Exploring the Limitless: The Domain of 1/(x-1)
Domain in Inequality Form: x < 1 or x > 1 (The domain is all x such that x is less than 1 or x is greater than 1)
Domain in Interval Notation: (-∞, 1) ∪ (1, ∞) (The domain is from negative infinity to 1, union, from 1 to positive infinity)
Domain in Set-builder Notation: { x ∈ ℝ : x ≠ 1 } (The domain is the set of all x in the real numbers such that x is not equal to 1)
Visualizing the Graph of 1/(x-1)
- Vertical Asymptote: x = 1 (The graph approaches but never touches this line.)

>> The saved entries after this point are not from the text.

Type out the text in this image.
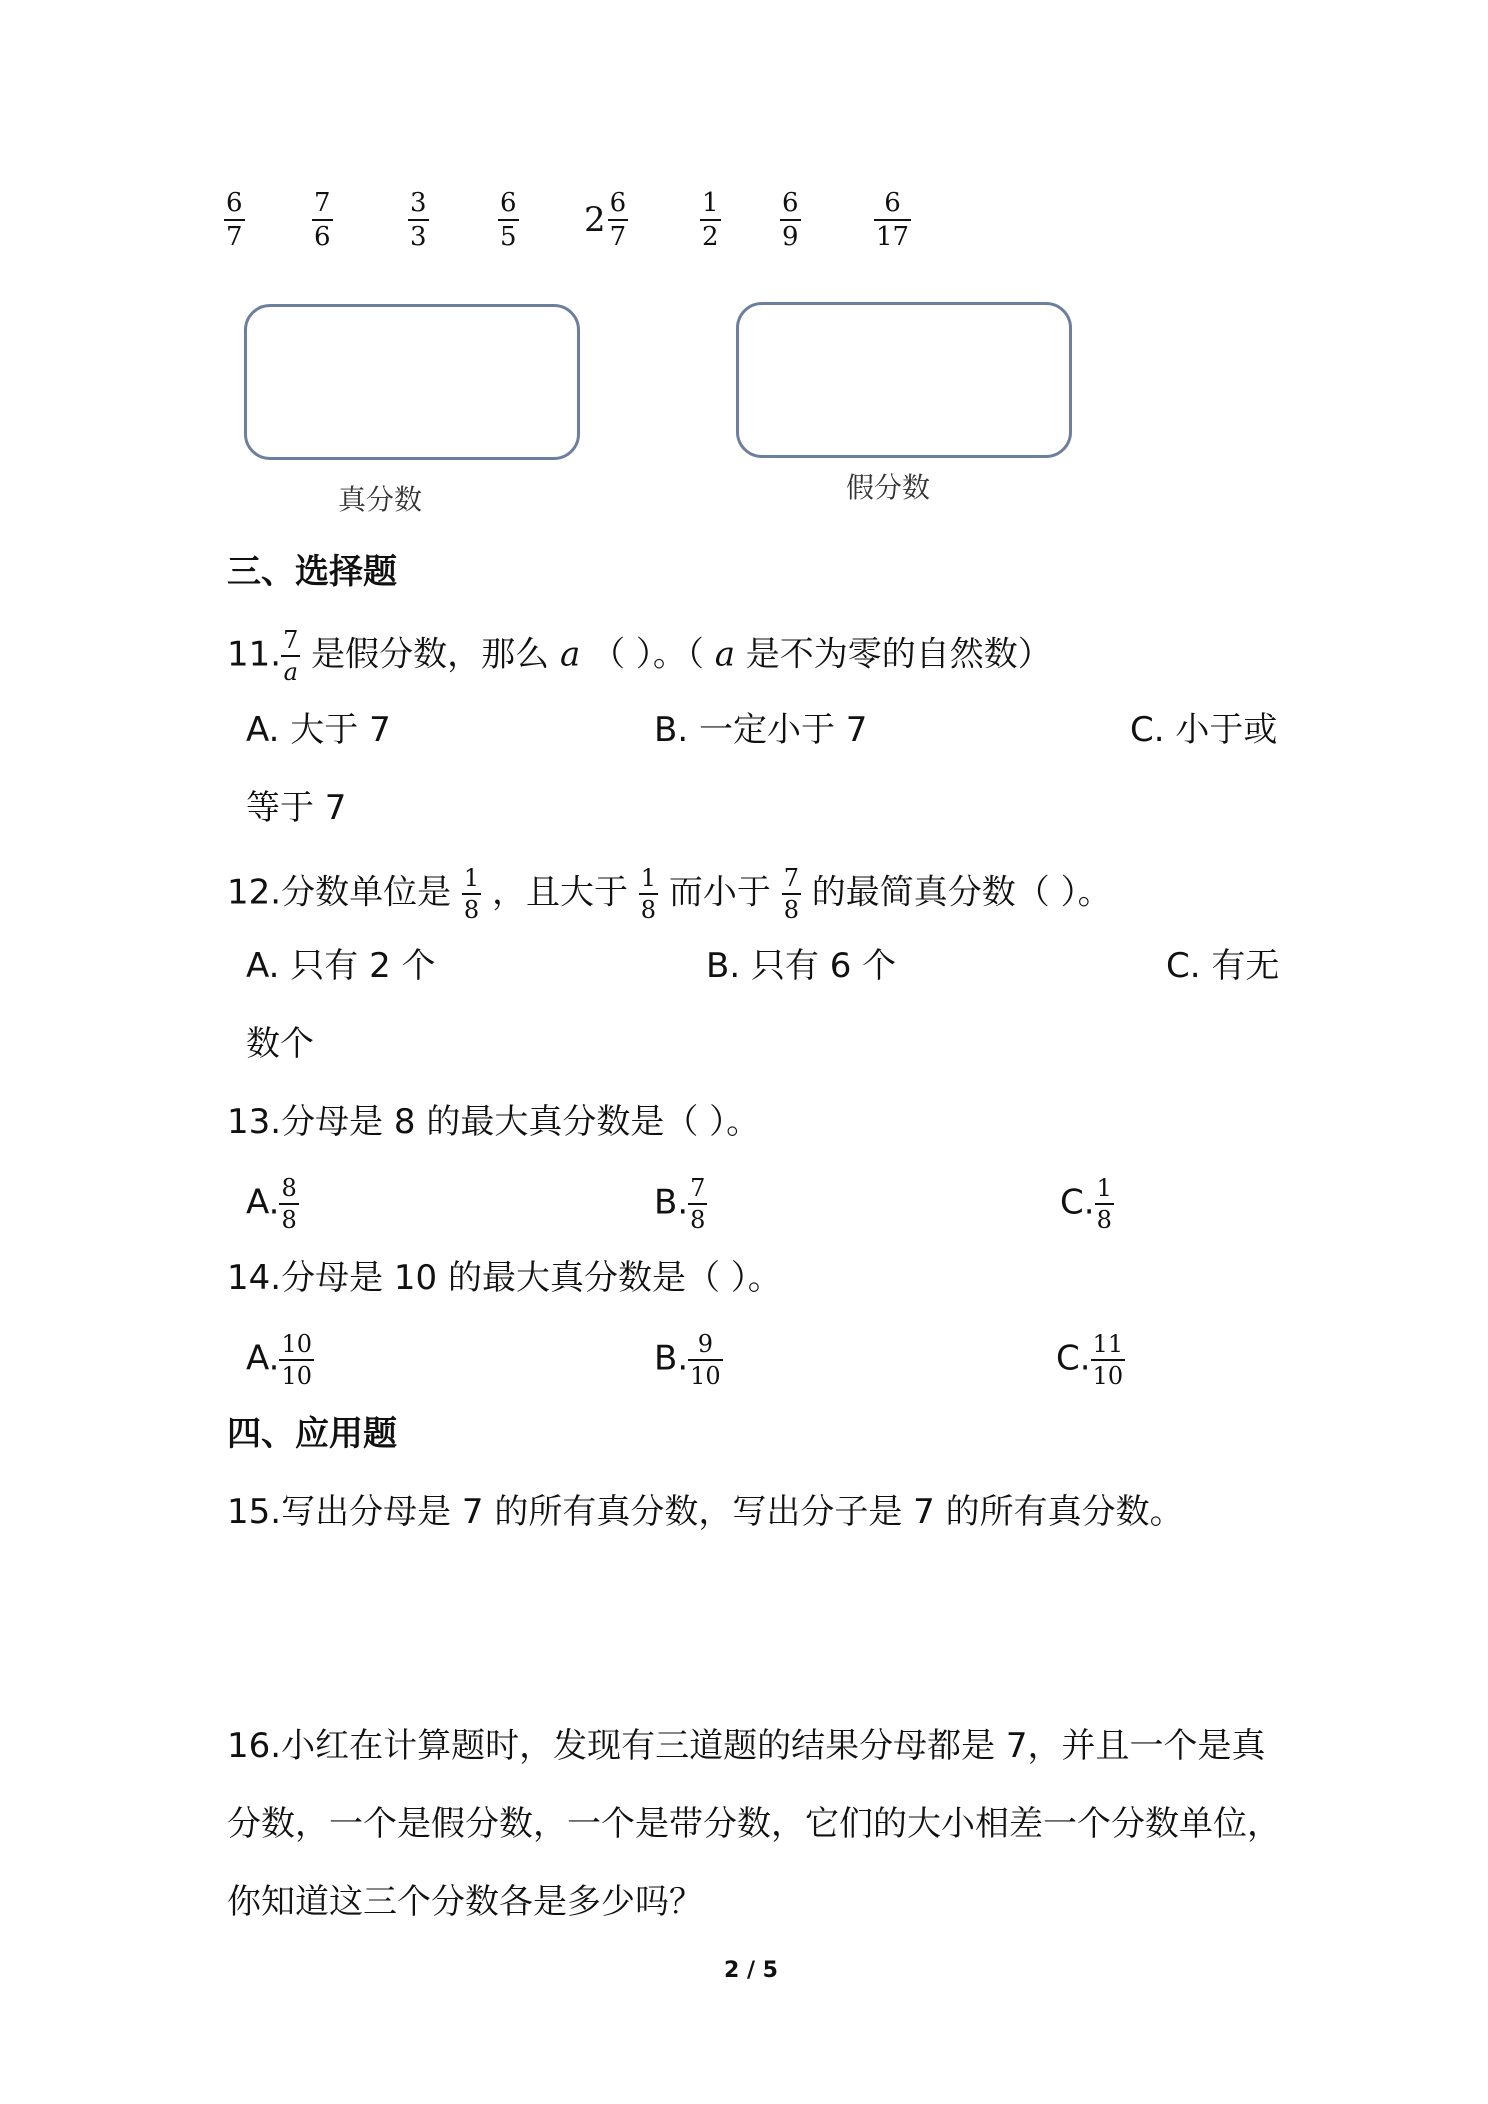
$\frac{6}{7}$	$\frac{7}{6}$	$\frac{3}{3}$	$\frac{6}{5} 2 \frac{6}{7}$	$\frac{1}{2} \frac{6}{9}$	$\frac{6}{17}$
真分数	假分数
三、选择题
11. $\frac{7}{a}$ 是假分数，那么 a （ ）。（ a 是不为零的自然数）
A. 大于 7	B. 一定小于 7	C. 小于或
等于 7
12.分数单位是 $\frac{1}{8}$ ，且大于 $\frac{1}{8}$ 而小于 $\frac{7}{8}$ 的最简真分数（ ）。
A. 只有 2 个	B. 只有 6 个	C. 有无
数个
13.分母是 8 的最大真分数是（ ）。
A. $\frac{8}{8}$	B. $\frac{7}{8}$	C. $\frac{1}{8}$
14.分母是 10 的最大真分数是（ ）。
A. $\frac{10}{10}$	B. $\frac{9}{10}$	C. $\frac{11}{10}$
四、应用题
15.写出分母是 7 的所有真分数，写出分子是 7 的所有真分数。
16.小红在计算题时，发现有三道题的结果分母都是 7，并且一个是真
分数，一个是假分数，一个是带分数，它们的大小相差一个分数单位，
你知道这三个分数各是多少吗？
2 / 5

- Horizontal Asymptote: y = 0 (The graph approaches but never reaches this line as x goes to positive or negative infinity.)
- Quadrants: The graph is in the 1st and 3rd quadrants, similar to 1/x but shifted one unit to the right.
- End Behavior: As x approaches 1 from the left, y approaches negative infinity. As x approaches 1 from the right, y approaches positive infinity.